The UNESCO Chair in Anticipatory Systems, together with WAAS-World Academy of Art and Science, ISSS-International Society for the Systems Sciences, the Advanced Design Network, and the Department of Sociology and Social Sciences of the University of Trento, organized the
First International Conference on
5-7 November 2015, Trento (Italy)
Anticipation is coming to the fore as an emerging field of study that is influencing a wide variety of disciplines. This international conference will explore the interaction among anticipation, uncertainty and complexity. Some questions that we intend to raise are these: When does anticipation occur in behavior and life? What types of anticipation can be distinguished? What structures and processes are necessary for anticipatory action? How can anticipation be modeled? A better and more complete understanding of anticipation and its effects will improve theories and models of individual and collective human behavior and its consequences. The ability to anticipate in complex environments may improve the resilience of societies facing threats from a global proliferation of agents and forces by articulating uncertainties through anticipatory processes.
Why a Conference on Anticipation?
Anticipation is increasingly at the heart of urgent contemporary debates, from climate change to economic crisis. As societies are less confident that tradition will provide an effective guide to the future, anticipatory practices are coming to the foreground of political, organizational and personal life. Research into anticipation, however, has not kept pace with social demand for insights into these practices, their risks and their uses. Where research does exist, it is deeply fragmented.
This conference’s main aim was therefore to serve as a point of encounter and exchange among scholars form different disciplines, helping them to develop a fuller understanding of the centrality of anticipation to human behaviour. As a medium to long-term consequence, a research base may be developed capable of assessing and enhancing the potential of anticipatory practices for individuals, organisations and society.

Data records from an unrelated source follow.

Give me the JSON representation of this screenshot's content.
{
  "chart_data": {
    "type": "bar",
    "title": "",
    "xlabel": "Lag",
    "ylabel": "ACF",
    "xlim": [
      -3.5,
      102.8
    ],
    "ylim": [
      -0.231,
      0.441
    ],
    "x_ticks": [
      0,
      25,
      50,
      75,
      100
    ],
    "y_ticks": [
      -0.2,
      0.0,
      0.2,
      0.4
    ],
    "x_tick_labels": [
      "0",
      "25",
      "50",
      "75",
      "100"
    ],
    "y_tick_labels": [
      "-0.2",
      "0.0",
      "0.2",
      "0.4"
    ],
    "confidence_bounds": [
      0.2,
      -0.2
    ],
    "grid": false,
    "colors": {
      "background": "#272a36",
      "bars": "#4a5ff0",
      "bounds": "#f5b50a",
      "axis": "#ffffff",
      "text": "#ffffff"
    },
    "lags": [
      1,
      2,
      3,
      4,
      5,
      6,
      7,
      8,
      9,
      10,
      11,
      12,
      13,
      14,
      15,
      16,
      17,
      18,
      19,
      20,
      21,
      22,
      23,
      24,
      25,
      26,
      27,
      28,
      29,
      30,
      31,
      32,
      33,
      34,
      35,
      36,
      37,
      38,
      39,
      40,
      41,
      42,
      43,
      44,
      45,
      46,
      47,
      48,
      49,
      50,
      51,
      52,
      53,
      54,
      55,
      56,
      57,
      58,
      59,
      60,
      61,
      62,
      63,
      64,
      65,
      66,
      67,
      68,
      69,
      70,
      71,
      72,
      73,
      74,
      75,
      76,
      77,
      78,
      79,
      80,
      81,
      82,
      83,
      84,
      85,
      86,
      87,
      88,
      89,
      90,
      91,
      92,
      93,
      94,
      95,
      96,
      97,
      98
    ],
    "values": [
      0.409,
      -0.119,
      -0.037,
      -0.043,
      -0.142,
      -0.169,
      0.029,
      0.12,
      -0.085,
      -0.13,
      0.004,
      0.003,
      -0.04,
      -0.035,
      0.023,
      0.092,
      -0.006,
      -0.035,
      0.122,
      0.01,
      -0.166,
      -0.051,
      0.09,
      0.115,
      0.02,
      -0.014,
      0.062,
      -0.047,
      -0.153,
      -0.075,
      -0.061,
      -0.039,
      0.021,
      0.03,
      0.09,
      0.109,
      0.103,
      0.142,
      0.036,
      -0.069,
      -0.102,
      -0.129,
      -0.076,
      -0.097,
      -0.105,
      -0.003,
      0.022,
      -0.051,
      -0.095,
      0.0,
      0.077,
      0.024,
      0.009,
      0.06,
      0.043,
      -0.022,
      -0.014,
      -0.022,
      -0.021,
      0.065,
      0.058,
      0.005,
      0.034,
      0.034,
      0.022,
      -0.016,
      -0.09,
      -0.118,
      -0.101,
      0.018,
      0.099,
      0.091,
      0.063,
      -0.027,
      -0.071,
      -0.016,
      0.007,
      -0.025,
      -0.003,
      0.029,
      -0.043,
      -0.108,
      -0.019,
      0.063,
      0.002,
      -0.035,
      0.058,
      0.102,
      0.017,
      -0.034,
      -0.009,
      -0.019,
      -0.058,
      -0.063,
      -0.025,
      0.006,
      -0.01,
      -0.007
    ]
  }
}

This is is an urgent task because understanding diverse anticipatory assumptions can enhance mutual understanding and cooperation among stakeholders; while critical reflection upon anticipatory practices can enhance insights into potential side-effects of policies and actions, decreasing the time to the citizens of policy actions, and making more effective the overall policy production process.
A better and more complete understanding of anticipation and its effects will improve theories and models of individual and collective human behaviour and its consequences. The arising benefits will thus assist those who are explicitly seeking to understand and design ‘the prepared society’, to make more effective and sustainable use of technologies, to create more inclusive democracies and to explore the boundaries of human endeavours. Such benefits are consistent with the strategy for a smart, sustainable and inclusive society. Further, the ability to anticipate in complex (self-generating, unpredictable) environments greatly improves the resilience of societies facing threats from a global proliferation of institutions, agents and forces, by articulating insecurities through anticipatory processes.
Featured WAAS Sessions
Other Featured Sessions
- Design Shapes Futures
- The Making of Visions
- Responsible Research and Innovation
- Education and the Future
- Envisaging Urban Futures
- Anticipation through Migration
- Anticipatory Engineering
- Anticipating the Nature
- Philosophy and the Future
- Political Anticipation
- Future as cultural construct
- Life Itself: living systems as "anticipatory" systems
- Anticipation in Communities of Vision
- Political Economy of Anticipation
Other Topics of Interest
- Anticipation in the human and social sciences
- Anticipation and decision-making
- Anticipation and global social challenges
- Anticipatory governance and resilience of societies
- Anticipation and Futures Studies
- Anticipation in fiction, the arts, design and gaming
- Modeling anticipation.
Invited Speakers: Arjun Appaduray, Jens Beckert, Julian Bleecker, Riel Miller, Martin Seligman, and Olin Wright.
Program Committee: Roberto Poli (chair), Flaviano Celaschi, Keri Facer, Garry Jacobs, John Kineman, and Giuseppe Sciortino.
The Conference's Program Committee invites proposals for sessions to be held in conjunction with the main conference. The session program will provide venues for community-building activities, focused discussions, and constructive interactions on current or emerging topics of interest (further details are available here).
Recognising the importance of Anticipation, special Issues of the Journals Axiomathes, Cadmus, European Journal of Futures Research, and Futures will be published from peer reviewed conference contributions.